Entah dorongan dari mana, badanku refleks condong ke arah Rara dan menggigit kue itu tanpa melepaskan kontak mata. Walhasil jarak wajah kami yang begitu dekat membuat semerbak wangi bunga bercampur keringat ikut terendus di indera penciumanku.
"Mas!" jerit Rara memukul lenganku keras-keras. "Ini buat Mbak Lita malah dimakan duluan."
Aku terbatuk-batuk akibat tersedak menerima pukulan tangan mungil Rara. Meski tingginya jauh lebih kecil daripada aku maupun Lita, tetap saja tenaga Rara tidak bisa diremehkan begitu saja. Buru-buru kuraih gelas dan menuangkan air putih sementara adik iparku menepuk-nepuk punggung.
"Sorry, kelepasan ya aku?" Rara menunduk selagi meyakinkan diri kalau aku baik-baik saja dan tidak akan mati konyol karena tersedak kue. "Nih, kalau mau lagi," sambungnya menyodorkan brownies lagi. "Yang lain masih aku panggang."
"Suapin," pintaku manja.
"Hilih, gayamu Mas ..." cibir Rara namun tangannya menyuapiku potongan kecil brownies. "Enak kan? Makanya ketagihan?"
Aku mengangguk. "Kamu mau makan ayam bakar?"
"Suapin," canda Rara kemudian terbahak-bahak setelah menirukan ekspresiku. "Ayo aja, tapi sudah bilang Mbak Lita?"

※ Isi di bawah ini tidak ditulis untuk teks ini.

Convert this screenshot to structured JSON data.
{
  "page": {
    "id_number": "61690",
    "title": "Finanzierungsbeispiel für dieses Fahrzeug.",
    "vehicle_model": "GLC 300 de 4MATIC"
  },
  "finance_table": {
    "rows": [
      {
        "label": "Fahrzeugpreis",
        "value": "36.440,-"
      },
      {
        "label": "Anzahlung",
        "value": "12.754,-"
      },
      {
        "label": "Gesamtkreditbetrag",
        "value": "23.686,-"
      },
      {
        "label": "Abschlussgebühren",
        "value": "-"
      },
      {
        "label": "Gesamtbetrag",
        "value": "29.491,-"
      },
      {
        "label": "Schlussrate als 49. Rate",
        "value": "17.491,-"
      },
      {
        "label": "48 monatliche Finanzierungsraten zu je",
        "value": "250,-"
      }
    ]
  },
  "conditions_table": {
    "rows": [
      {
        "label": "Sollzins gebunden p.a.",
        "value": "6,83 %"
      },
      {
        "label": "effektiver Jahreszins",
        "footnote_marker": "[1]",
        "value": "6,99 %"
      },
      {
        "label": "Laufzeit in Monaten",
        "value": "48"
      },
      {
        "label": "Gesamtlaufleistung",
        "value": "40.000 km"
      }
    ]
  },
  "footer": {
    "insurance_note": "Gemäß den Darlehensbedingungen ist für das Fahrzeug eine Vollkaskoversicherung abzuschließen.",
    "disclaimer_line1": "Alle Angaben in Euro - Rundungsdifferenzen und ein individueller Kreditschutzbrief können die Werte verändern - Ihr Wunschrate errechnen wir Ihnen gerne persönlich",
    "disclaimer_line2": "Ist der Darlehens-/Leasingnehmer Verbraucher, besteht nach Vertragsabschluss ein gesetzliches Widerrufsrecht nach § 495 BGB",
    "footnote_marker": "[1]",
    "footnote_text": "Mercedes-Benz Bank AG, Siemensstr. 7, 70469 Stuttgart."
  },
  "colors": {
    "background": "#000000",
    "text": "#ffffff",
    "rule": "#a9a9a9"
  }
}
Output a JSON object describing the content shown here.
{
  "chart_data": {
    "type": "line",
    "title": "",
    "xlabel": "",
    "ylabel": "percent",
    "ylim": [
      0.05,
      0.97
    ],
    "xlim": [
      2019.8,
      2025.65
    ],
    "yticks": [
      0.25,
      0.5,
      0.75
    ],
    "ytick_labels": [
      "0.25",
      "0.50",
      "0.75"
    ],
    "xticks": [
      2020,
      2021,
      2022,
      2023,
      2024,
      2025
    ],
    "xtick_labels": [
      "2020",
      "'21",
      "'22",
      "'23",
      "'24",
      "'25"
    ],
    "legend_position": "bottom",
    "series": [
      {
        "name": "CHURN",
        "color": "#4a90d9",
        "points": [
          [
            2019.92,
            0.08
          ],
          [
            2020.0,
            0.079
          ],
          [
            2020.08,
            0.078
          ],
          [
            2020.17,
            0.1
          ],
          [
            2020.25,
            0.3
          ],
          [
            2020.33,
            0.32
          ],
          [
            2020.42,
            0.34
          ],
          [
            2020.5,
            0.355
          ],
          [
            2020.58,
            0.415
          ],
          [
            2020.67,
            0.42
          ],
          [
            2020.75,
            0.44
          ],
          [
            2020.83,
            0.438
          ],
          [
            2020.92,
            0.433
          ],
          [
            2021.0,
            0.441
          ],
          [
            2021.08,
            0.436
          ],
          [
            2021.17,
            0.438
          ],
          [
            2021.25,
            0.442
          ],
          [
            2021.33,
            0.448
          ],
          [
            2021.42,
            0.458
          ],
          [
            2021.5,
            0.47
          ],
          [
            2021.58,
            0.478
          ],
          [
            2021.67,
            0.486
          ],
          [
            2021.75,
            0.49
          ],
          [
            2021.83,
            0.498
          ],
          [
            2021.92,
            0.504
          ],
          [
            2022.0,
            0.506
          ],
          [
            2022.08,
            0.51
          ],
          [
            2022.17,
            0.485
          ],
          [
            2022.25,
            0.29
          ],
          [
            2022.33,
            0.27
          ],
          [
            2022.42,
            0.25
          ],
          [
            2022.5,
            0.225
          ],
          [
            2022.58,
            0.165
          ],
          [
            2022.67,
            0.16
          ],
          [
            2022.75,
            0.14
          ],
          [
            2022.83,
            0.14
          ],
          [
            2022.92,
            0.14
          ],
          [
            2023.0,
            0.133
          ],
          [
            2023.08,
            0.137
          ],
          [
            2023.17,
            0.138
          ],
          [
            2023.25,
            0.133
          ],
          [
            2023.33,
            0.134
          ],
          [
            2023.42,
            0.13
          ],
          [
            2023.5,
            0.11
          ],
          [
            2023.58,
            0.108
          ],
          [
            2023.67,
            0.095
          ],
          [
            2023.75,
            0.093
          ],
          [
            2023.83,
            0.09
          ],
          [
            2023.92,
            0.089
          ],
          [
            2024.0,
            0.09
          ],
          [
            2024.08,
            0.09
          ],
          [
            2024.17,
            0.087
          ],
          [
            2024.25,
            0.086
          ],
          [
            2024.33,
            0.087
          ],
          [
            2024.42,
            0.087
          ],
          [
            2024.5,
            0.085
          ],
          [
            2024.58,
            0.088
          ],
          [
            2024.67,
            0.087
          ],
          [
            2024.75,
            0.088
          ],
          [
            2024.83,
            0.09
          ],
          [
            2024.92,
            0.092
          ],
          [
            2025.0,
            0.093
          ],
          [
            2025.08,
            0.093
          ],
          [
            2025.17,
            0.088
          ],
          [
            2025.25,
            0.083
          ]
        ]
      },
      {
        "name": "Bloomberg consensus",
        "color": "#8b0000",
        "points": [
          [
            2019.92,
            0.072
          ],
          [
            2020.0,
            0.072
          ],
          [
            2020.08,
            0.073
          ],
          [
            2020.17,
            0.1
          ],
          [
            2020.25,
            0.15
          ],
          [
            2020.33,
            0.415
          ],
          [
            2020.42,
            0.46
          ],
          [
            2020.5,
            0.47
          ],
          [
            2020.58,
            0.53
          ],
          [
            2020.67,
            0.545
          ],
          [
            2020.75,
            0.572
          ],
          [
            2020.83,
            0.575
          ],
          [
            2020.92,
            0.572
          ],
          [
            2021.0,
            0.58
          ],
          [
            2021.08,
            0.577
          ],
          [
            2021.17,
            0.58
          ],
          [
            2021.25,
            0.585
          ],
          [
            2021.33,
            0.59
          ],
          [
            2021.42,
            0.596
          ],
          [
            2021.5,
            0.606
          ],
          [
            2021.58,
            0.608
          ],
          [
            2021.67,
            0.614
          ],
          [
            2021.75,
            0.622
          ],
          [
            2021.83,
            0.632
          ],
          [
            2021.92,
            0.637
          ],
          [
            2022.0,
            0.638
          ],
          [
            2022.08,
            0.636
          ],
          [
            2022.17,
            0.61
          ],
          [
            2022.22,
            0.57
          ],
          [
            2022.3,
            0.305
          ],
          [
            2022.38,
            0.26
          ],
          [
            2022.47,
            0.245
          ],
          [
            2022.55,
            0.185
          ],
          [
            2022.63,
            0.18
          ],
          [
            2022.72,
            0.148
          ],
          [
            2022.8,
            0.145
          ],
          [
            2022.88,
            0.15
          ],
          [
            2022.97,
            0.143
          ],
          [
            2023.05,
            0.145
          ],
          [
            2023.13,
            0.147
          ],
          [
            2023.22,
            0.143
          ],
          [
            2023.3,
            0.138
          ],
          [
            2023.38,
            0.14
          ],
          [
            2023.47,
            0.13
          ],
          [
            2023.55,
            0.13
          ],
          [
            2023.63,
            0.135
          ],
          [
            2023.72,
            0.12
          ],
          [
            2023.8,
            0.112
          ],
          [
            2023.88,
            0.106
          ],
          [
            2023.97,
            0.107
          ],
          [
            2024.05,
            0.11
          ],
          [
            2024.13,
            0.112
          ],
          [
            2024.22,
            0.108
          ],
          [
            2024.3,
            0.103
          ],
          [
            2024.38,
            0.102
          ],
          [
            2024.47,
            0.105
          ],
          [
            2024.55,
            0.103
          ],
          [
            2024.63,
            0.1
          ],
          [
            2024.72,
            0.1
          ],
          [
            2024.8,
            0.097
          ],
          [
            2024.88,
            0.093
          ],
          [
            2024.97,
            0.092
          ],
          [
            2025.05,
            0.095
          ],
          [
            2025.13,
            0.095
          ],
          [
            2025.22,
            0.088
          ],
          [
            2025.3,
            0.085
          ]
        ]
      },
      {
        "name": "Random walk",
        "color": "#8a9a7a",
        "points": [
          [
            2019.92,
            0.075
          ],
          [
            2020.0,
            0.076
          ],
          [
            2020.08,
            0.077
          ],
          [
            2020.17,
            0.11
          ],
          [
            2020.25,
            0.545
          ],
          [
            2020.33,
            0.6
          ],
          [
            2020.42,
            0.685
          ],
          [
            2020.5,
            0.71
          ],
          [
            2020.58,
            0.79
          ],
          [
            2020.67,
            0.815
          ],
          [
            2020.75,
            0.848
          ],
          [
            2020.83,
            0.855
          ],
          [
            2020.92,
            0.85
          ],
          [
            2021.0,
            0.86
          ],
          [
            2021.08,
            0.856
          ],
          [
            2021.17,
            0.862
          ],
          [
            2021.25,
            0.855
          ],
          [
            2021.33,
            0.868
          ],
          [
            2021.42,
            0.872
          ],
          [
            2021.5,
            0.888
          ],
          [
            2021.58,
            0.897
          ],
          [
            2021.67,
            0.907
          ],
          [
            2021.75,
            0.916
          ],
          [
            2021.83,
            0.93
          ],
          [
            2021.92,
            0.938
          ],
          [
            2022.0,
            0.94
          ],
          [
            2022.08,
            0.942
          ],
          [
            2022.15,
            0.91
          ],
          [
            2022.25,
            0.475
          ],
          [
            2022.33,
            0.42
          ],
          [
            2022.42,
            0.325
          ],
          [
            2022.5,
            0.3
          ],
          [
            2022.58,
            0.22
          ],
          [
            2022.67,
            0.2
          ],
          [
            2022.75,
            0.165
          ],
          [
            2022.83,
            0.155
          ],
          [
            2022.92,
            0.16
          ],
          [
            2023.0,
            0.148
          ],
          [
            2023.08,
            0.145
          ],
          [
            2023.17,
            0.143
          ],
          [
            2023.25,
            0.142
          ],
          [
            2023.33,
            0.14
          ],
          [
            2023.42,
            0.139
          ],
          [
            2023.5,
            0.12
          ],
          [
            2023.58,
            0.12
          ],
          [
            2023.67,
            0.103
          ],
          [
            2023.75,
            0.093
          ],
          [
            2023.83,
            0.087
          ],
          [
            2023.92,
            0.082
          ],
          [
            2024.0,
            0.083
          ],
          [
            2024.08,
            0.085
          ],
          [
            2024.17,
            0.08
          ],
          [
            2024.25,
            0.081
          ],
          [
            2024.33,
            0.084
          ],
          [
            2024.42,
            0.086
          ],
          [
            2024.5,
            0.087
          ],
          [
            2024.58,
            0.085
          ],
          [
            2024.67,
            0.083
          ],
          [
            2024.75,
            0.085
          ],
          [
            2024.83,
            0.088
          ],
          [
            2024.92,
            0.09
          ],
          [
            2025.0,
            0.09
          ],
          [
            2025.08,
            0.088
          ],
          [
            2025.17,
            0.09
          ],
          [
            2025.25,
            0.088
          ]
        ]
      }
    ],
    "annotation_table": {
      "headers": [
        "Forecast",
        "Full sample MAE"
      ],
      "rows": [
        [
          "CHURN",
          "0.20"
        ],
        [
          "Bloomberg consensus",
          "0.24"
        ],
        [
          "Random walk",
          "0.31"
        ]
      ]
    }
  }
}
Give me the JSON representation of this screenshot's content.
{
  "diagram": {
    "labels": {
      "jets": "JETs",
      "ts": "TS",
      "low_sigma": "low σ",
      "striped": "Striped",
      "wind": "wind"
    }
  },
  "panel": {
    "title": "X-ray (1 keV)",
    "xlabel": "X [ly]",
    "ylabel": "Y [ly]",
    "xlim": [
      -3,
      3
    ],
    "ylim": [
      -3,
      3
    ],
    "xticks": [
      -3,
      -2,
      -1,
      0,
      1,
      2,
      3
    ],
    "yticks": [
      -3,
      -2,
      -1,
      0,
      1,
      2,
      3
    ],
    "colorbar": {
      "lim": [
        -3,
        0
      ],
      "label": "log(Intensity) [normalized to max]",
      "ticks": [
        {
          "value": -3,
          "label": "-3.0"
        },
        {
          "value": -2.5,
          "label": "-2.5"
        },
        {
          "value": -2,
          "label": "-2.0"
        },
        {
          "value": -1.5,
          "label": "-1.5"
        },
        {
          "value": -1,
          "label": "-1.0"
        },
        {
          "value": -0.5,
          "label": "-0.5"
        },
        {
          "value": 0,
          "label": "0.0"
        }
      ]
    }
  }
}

"Malah Mbak-mu yang nyuruh kita makan duluan," tandasku mengambil kantong di ruang tamu. "Mbak-mu sama suamimu kayaknya sama-sama workaholic, nggak pernah ada waktu buat keluarga. Cocok kalau dijadiin satu grup kan mereka?"
Mendengar kata terakhir, mendadak raut wajah Rara berubah muram. Sudut bibir tipisnya melengkung ke bawah bagai beban yang tadinya menguap kini datang dan membekapnya kuat-kuat. Dilanda rasa bersalah, tergesa-gesa aku menarik dan menggenggam tangan lantas berucap,
"Maaf, bukan maksud Mas menyinggung masalah kamu, Ra. Tadi cuma bercanda doang kok."
"Nggak apa-apa kok, emang dasarnya suamiku workaholic sih padahal bukan abdi negara kayak kamu," tukas Rara disertai senyum kecut disusul kristal bening mengalir di pipi.
Jempolku terangkat, menghapus air matanya yang sungguh menyakitkan dada. Walau sebatas ipar, hubungan kami sejak dulu memang cukup dekat dan aku sebagai anak tunggal selalu menganggap Rara sebagai adik kandungku. Jadi, bila ada pria yang membuatnya menangis, hatiku ikutan sakit
"Bukan abdi negara tapi kapten kapal tongkang kan duitnya gede, semestinya kamu bersyukur dapet suami pekerja keras," tambahku berusaha menghibur dirinya walau tak tahu apakah kalimat ini akan berhasil atau tidak. "Lagian apa sih yang kalian peributkan? Perasaan lebaran kemarin kalian masih unyu-unyu romantis gitu."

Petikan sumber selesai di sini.